The Anden Group has brought an $8 million lawsuit alleging fraud and conspiracy by the former head of the California-based firm's office here in the development of Cameron Knolls, an Alexandria town house subdivision.
The complaint, filed last week in U.S. District Court in Alexandria, charges that former Anden division president Ray F. Smith Jr. improperly diverted the Cameron Knolls project to a second development company while still employed by Anden.
The 97-unit project at 3968 Duke St. is being developed by Sequoia Building Corp., a Fairfax County firm owned by Smith and codefendants Herbert N. Morgan, president of Real Title Co. Inc., and Morgan's son Mark, according to the complaint. Herbert Morgan is a former Republican delegate to the Virginia statehouse.
Attorney David Fisk, representing Smith, the Morgans and Sequoia, last week characterized the complaint as "ill-founded" and said a countercomplaint is under consideration.

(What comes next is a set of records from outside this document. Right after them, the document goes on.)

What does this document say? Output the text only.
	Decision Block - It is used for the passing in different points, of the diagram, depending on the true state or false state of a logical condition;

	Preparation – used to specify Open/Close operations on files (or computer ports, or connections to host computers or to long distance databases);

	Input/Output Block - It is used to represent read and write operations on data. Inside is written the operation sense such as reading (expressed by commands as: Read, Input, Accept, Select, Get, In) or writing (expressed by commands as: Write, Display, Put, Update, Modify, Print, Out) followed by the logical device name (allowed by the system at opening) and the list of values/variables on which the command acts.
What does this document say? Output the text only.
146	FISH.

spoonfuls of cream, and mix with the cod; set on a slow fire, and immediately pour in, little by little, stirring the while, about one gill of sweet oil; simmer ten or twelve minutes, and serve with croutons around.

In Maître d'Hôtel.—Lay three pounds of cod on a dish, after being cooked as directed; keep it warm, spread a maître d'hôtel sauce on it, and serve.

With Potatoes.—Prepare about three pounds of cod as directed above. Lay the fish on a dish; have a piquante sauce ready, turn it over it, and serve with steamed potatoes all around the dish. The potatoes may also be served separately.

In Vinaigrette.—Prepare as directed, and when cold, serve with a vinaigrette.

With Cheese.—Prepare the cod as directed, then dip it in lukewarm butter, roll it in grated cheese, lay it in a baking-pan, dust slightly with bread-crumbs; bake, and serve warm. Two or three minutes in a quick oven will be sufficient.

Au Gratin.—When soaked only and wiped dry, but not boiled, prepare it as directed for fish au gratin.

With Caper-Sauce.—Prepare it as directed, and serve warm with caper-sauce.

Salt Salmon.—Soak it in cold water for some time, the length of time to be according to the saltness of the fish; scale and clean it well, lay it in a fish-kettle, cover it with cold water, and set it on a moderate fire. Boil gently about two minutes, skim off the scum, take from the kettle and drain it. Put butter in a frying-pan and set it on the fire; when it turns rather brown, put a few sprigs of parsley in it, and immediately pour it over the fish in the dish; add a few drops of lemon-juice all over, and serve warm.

Anden, the developer of the Wingate and Court Bridge subdivisions in Arlington, contends that Smith's alleged actions were a breach of his duties as a company officer and a violation of a U.S. racketeering law originally aimed at organized crime.
Use of the racketeering statute to attempt to recover civil damages is a rarity in the U.S. 4th Circuit, which includes Virginia, Anden's attorneys said.

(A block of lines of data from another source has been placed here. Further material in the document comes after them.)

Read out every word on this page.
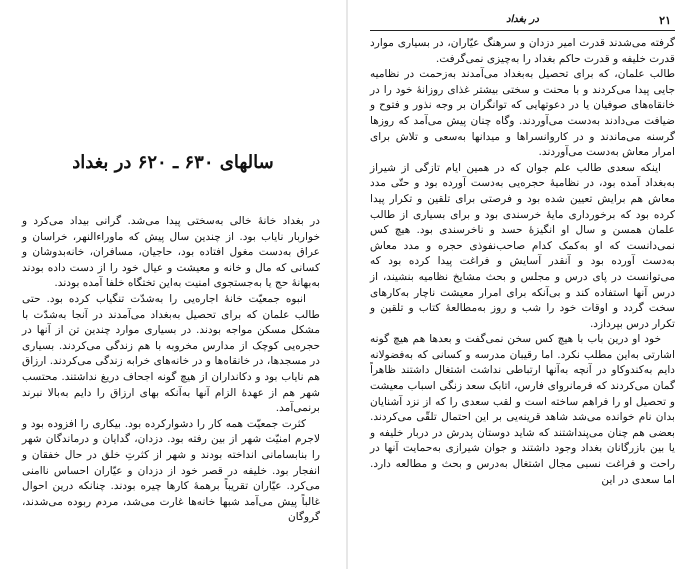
سالهای ۶۳۰ ـ ۶۲۰ در بغداد

در بغداد خانهٔ خالی به‌سختی پیدا می‌شد. گرانی بیداد می‌کرد و خواربار نایاب بود. از چندین سال پیش که ماوراءالنهر، خراسان و عراق به‌دست مغول افتاده بود، حاجیان، مسافران، خانه‌بدوشان و کسانی که مال و خانه و معیشت و عیال خود را از دست داده بودند به‌بهانهٔ حج یا به‌جستجوی امنیت به‌این تختگاه خلفا آمده بودند.

انبوه جمعیّت خانهٔ اجاره‌یی را به‌شدّت تنگیاب کرده بود. حتی طالب علمان که برای تحصیل به‌بغداد می‌آمدند در آنجا به‌شدّت با مشکل مسکن مواجه بودند. در بسیاری موارد چندین تن از آنها در حجره‌یی کوچک از مدارس مخروبه با هم زندگی می‌کردند. بسیاری در مسجدها، در خانقاه‌ها و در خانه‌های خرابه زندگی می‌کردند. ارزاق هم نایاب بود و دکانداران از هیچ گونه اجحاف دریغ نداشتند. محتسب شهر هم از عهدهٔ الزام آنها به‌آنکه بهای ارزاق را دایم به‌بالا نبرند برنمی‌آمد.

کثرت جمعیّت همه کار را دشوارکرده بود. بیکاری را افزوده بود و لاجرم امنیّت شهر از بین رفته بود. دزدان، گدایان و درماندگان شهر را بنابسامانی انداخته بودند و شهر از کثرتِ خلق در حال خفقان و انفجار بود. خلیفه در قصر خود از دزدان و عیّاران احساس ناامنی می‌کرد. عیّاران تقریباً برهمهٔ کارها چیره بودند. چنانکه درین احوال غالباً پیش می‌آمد شبها خانه‌ها غارت می‌شد، مردم ربوده می‌شدند، گروگان

۲۱
در بغداد

گرفته می‌شدند قدرت امیر دزدان و سرهنگ عیّاران، در بسیاری موارد قدرت خلیفه و قدرت حاکم بغداد را به‌چیزی نمی‌گرفت.

طالب علمان، که برای تحصیل به‌بغداد می‌آمدند به‌زحمت در نظامیه جایی پیدا می‌کردند و با محنت و سختی بیشتر غذای روزانهٔ خود را در خانقاه‌های صوفیان یا در دعوتهایی که توانگران بر وجه نذور و فتوح و ضیافت می‌دادند به‌دست می‌آوردند. وگاه چنان پیش می‌آمد که روزها گرسنه می‌ماندند و در کاروانسراها و میدانها به‌سعی و تلاش برای امرار معاش به‌دست می‌آوردند.

اینکه سعدی طالب علم جوان که در همین ایام تازگی از شیراز به‌بغداد آمده بود، در نظامیهٔ حجره‌یی به‌دست آورده بود و حتّی مدد معاش هم برایش تعیین شده بود و فرصتی برای تلقین و تکرار پیدا کرده بود که برخورداری مایهٔ خرسندی بود و برای بسیاری از طالب علمان همسن و سال او انگیزهٔ حسد و ناخرسندی بود. هیچ کس نمی‌دانست که او به‌کمک کدام صاحب‌نفوذی حجره و مدد معاش به‌دست آورده بود و آنقدر آسایش و فراغت پیدا کرده بود که می‌توانست در پای درس و مجلس و بحث مشایخ نظامیه بنشیند، از درس آنها استفاده کند و بی‌آنکه برای امرار معیشت ناچار به‌کارهای سخت گردد و اوقات خود را شب و روز به‌مطالعهٔ کتاب و تلقین و تکرار درس بپردازد.

خود او درین باب با هیچ کس سخن نمی‌گفت و بعدها هم هیچ گونه اشارتی به‌این مطلب نکرد. اما رقیبان مدرسه و کسانی که به‌فضولانه دایم به‌کندوکاو در آنچه به‌آنها ارتباطی نداشت اشتغال داشتند ظاهراً گمان می‌کردند که فرمانروای فارس، اتابک سعد زنگی اسباب معیشت و تحصیل او را فراهم ساخته است و لقب سعدی را که از نزد آشنایان بدان نام خوانده می‌شد شاهد قرینه‌یی بر این احتمال تلقّی می‌کردند. بعضی هم چنان می‌پنداشتند که شاید دوستان پدرش در دربار خلیفه و یا بین بازرگانان بغداد وجود داشتند و جوان شیرازی به‌حمایت آنها در راحت و فراغت نسبی مجال اشتغال به‌درس و بحث و مطالعه دارد. اما سعدی در این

According to the complaint, Smith, acting on Anden's behalf, considered purchasing the 5.4-acre tract, then known as Strawberry Hill, early in 1980. Smith later "abruptly terminated" discussions with the sellers in a meeting that "was over in five minutes," the complaint said.

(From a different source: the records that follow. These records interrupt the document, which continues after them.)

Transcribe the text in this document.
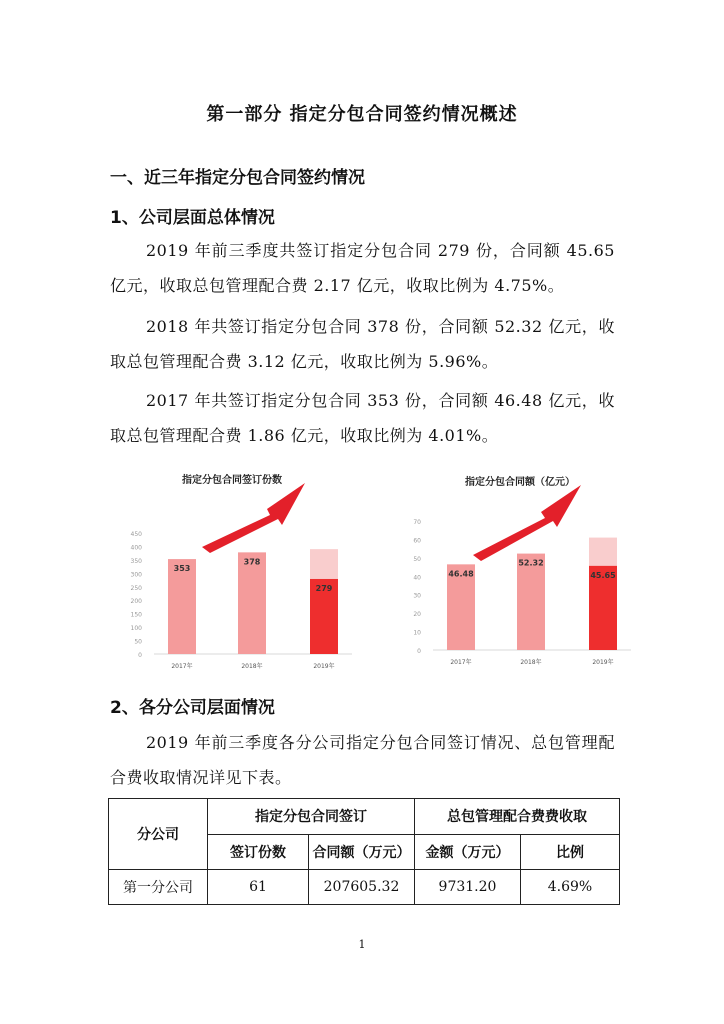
第一部分 指定分包合同签约情况概述
一、近三年指定分包合同签约情况
1、公司层面总体情况
2019 年前三季度共签订指定分包合同 279 份，合同额 45.65 亿元，收取总包管理配合费 2.17 亿元，收取比例为 4.75%。
2018 年共签订指定分包合同 378 份，合同额 52.32 亿元，收取总包管理配合费 3.12 亿元，收取比例为 5.96%。
2017 年共签订指定分包合同 353 份，合同额 46.48 亿元，收取总包管理配合费 1.86 亿元，收取比例为 4.01%。
指定分包合同签订份数
450
400
350
300
250
200
150
100
50
0
353
2017年
378
2018年
279
2019年
指定分包合同额（亿元）
70
60
50
40
30
20
10
0
46.48
2017年
52.32
2018年
45.65
2019年
2、各分公司层面情况
2019 年前三季度各分公司指定分包合同签订情况、总包管理配合费收取情况详见下表。
分公司	指定分包合同签订		总包管理配合费费收取	
	签订份数	合同额（万元）	金额（万元）	比例
第一分公司	61	207605.32	9731.20	4.69%
1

Based on Smith's advice, Anden said it withdrew from consideration of the tract. Later that year and in early 1981, another codefendant, K. Roger Moore, with financial aid from Smith, purchased the right to buy the property, the suit alleges.
According to the complaint, Smith and the Morgans formed Sequoia Building Corp. in April of last year without Anden's knowledge and, two months later, Moore sold the Strawberry Hill option to Herbert Morgan for $110,000. The option was transferred to Sequoia in June, one month before Smith quit his job at Anden and moved to Sequoia, the complaint said.
Anden said Sequoia's profits from the Cameron Knolls development will be an estimated $1.6 million.